Das Bedürfnis nach etwas langsameren Tempi für die Aria der ›Goldberg-Variationen‹ wird dabei als eigene Haltung nun wiederum des Praktikers erkennbar: Dem 3/4-Takt die Qualität des langsameren 3/2-Taktes zuzusprechen, weil dieser innerhalb der im Zyklus verwendeten Taktarten fehlt, um auf diese Weise die überlieferten schnellen Tempi in den zeitgenössischen Traktaten zu mildern oder zu umgehen, ist die Anwendung eines aktuellen Interesses auf die alten Quellen.[48] Der Bezug auf die zeitgenössischen Quellen aber kann aus praktischer Sicht natürlich legitim auch mit dem Zweck erfolgen, gegen die nochmals langsameren Tempi, die für die Aria gebräuchlich sind, ein zumindest etwas schnelleres Grundtempo vorzuschlagen.[49]

Allerdings können auch hier die Ausgangshypothesen bezweifelt werden: Erstens sind Flugreisen und Schnellzüge nicht unbedingt Erfahrungen von erlebter Geschwindigkeit (sondern eher ein weiteres Argument, warum das 20. Jahrhundert ein neues Interesse an der Makroform entwickeln konnte: Die Vogelperspektive der ›vorbeifliegenden‹ Landschaften erzeugt in sich eher eine neue Form eines aus der Geschwindigkeit hergeleiteten Eindrucks von Langsamkeit).
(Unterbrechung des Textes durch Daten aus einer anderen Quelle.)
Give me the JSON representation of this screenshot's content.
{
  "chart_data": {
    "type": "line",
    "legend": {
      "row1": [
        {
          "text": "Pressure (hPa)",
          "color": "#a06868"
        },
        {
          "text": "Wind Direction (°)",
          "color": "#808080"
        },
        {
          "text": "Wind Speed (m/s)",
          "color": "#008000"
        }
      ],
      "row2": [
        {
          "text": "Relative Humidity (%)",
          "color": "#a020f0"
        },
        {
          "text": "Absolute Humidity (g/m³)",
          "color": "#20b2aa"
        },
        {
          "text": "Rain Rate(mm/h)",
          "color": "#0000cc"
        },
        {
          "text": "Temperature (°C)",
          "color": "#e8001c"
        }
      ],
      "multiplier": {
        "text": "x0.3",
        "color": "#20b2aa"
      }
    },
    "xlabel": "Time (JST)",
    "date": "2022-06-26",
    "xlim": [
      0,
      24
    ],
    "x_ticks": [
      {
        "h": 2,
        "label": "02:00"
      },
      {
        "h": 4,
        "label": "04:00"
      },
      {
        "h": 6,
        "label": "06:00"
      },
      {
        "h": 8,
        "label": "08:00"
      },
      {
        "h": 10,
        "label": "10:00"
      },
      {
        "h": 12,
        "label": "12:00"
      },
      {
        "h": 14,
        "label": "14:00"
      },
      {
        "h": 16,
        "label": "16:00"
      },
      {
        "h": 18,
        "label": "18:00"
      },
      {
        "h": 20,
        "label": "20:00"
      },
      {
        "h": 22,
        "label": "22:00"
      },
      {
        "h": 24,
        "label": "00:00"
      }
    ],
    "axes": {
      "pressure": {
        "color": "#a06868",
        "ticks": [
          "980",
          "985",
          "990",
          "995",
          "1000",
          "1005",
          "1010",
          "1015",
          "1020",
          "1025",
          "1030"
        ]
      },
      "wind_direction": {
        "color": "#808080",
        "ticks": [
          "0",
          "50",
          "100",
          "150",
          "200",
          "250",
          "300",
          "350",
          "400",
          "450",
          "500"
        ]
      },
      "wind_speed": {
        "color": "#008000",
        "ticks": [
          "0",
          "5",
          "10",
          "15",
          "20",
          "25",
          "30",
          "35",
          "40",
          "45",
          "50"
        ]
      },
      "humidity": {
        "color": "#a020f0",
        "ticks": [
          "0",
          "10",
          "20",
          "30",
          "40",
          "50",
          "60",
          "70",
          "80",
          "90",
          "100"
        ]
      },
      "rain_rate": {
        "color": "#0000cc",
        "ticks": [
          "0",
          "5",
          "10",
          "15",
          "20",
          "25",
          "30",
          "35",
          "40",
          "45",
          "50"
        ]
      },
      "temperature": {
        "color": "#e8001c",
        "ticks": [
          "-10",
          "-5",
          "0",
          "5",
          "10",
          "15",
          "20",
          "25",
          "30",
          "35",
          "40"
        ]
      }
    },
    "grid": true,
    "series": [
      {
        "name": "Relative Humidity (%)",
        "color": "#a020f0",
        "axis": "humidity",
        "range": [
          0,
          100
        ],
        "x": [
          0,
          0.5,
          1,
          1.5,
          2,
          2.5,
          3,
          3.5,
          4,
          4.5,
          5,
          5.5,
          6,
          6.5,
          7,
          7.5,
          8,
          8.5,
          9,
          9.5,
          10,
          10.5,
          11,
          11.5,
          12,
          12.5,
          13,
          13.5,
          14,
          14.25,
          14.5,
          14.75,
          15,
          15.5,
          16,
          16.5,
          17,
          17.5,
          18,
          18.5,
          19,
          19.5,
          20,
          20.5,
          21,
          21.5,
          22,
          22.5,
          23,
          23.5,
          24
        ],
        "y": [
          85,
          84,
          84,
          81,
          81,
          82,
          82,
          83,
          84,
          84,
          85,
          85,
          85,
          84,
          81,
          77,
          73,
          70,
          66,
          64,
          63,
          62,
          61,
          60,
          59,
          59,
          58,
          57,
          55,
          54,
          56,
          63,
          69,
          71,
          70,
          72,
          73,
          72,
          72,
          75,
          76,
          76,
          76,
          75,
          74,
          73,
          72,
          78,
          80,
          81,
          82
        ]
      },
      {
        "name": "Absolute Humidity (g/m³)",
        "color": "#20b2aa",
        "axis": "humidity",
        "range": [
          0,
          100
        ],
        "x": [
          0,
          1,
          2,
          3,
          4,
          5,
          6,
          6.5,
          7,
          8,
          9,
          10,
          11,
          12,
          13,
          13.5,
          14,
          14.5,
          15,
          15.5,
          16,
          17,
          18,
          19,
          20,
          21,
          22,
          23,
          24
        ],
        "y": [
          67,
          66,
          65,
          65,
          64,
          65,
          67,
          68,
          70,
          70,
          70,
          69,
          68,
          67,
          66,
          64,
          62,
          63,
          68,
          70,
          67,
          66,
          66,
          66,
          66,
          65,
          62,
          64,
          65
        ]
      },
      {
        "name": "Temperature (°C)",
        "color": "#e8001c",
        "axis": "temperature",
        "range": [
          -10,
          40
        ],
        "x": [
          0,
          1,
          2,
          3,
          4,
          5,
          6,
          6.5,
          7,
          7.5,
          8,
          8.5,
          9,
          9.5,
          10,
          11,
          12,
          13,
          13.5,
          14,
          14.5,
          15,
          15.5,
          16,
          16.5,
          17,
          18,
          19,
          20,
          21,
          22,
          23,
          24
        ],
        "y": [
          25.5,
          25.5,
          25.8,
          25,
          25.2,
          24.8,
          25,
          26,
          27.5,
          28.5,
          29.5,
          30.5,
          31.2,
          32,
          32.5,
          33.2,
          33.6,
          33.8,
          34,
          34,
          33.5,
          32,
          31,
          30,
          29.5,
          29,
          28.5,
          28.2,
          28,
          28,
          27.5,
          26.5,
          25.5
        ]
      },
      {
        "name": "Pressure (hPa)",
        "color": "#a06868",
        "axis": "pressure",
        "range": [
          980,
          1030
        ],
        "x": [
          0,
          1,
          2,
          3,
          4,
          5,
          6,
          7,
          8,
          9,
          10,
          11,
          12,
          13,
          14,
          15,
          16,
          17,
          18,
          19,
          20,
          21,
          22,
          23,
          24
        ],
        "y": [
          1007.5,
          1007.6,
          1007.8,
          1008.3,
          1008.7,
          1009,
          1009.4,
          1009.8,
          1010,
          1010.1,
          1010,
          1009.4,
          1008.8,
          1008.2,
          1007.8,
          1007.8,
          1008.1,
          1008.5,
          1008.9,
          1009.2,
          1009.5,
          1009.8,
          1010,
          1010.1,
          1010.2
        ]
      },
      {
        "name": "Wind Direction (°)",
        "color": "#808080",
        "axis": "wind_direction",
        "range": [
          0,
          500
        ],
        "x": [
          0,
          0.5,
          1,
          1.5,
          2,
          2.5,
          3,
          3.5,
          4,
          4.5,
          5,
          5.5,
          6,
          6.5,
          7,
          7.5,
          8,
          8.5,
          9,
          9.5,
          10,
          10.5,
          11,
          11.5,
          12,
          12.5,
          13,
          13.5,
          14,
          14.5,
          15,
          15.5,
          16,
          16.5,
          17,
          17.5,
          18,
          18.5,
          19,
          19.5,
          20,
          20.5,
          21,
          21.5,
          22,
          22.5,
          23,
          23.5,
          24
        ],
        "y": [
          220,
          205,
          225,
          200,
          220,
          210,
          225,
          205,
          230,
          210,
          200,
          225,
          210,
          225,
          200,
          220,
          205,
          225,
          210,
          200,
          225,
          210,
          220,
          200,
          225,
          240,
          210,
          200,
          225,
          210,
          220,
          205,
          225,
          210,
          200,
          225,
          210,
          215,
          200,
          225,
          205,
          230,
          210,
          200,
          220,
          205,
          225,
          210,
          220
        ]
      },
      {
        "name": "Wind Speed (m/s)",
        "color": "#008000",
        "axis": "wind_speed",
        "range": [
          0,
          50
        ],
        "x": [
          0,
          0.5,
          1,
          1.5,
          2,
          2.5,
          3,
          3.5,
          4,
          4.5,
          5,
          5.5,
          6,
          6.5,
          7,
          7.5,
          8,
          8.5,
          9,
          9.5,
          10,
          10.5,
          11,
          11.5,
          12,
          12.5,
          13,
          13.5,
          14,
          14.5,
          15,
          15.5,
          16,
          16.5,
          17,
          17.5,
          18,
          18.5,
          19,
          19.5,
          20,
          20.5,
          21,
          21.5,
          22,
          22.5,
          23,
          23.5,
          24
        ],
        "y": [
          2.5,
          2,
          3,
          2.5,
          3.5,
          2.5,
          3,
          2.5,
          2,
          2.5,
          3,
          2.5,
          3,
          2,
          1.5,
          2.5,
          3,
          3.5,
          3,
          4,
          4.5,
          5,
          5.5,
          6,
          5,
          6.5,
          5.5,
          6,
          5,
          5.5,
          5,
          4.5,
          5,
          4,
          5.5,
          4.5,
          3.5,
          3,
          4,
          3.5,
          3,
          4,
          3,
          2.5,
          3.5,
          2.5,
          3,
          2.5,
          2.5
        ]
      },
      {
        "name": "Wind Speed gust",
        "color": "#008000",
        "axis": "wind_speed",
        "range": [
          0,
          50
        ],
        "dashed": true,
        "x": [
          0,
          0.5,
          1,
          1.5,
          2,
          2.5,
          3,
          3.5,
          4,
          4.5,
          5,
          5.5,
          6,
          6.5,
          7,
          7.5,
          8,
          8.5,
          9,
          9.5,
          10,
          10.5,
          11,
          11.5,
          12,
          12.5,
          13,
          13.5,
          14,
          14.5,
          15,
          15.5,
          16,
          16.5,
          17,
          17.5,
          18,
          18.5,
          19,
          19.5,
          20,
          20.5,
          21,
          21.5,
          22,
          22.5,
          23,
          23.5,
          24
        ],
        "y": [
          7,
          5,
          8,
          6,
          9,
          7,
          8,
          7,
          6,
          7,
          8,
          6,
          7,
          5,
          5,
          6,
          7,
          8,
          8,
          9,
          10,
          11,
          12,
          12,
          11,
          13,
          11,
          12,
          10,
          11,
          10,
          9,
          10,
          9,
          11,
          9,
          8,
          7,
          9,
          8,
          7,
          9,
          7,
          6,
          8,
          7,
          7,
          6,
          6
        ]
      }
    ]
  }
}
Das galoppierende Pferd oder der Pistolenschuss bleiben hingegen in der Gegenwart zentrale Erfahrungen von Geschwindigkeit, die der Zeit von Bach und Beethoven bereits genauso verfügbar waren. Ein Paradox tritt in dieser Frage also deutlich hervor: Wir konstruieren unsere eigene Zeit als schnell, um die überlieferten schnellen Tempi aus älteren Zeiten ablehnen zu können; das Bedürfnis nach Langsamkeit, und nicht dasjenige nach Geschwindigkeit, ist erkennbar ein Hauptmerkmal unserer gegenwärtigen Musikkultur, auch als Kompensation für die eigene Zeitdiagnose einer überschnellen, hektischen Bewegungskultur. Dabei ist es interessant, dass die unhaltbare These der zu halbierenden Metronomwerte weder in der Theorie noch in der Praxis der hier präsentierten Positionen noch irgendeine Rolle spielt.[50]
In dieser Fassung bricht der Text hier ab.